Wednesday, December 23, 2009

Reflection

The sun shines down as I swing my feet backandforth backandforth off the side of a bridge made just for them, too small for cars [and in the wrong area too] as Mother once called it, when I was still too innocent to grasp what she’d meant,

“a bridge too low to throw oneself off.” Sitting here I remember her, and the days we used to come swing on the set in the playground that used to be. Now, having only the bridge, backandforth I make-believe.

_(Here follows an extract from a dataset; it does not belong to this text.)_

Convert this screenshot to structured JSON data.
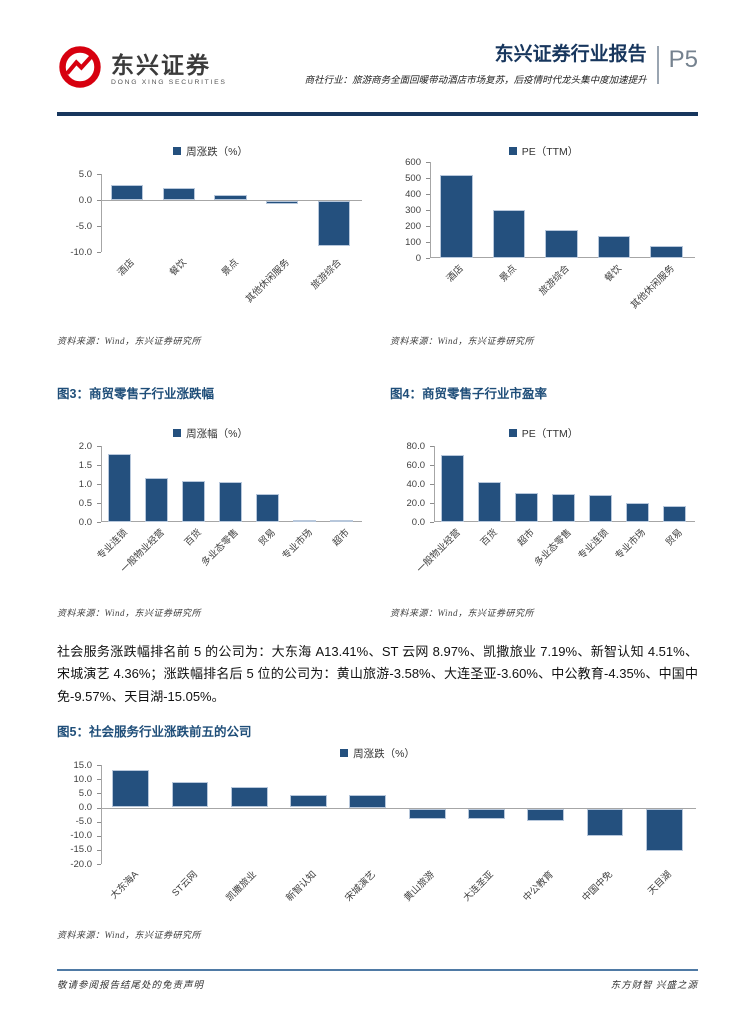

Swing my legs back solid-side and I lean against the wood, which, caretaker-less, has aged as much as she and I would have, combined.

Peering down into the pond, I see him rushing past the rushes and lilies floating, chasing the tag-playing tadpoles, the dragonfly longing for an answer to his challenge If I squint real hard it’s her looking back at me and

I want to stretch myself reach as far as I can see if she’s real but this gap I know I cannot breach.

The sweat is running and a butterfly threatens to kiss me as the dragonfly’s still begging me to join he can’t understand that I want to soak up every minute with her I can. One of these days I’ll win this staring contest.

Giving up, the dragonfly lands perfectly enough to walk on water rippling through me and myself. Game Over. That which is beyond our control in this swirled world always undoes us distorts us right out of being.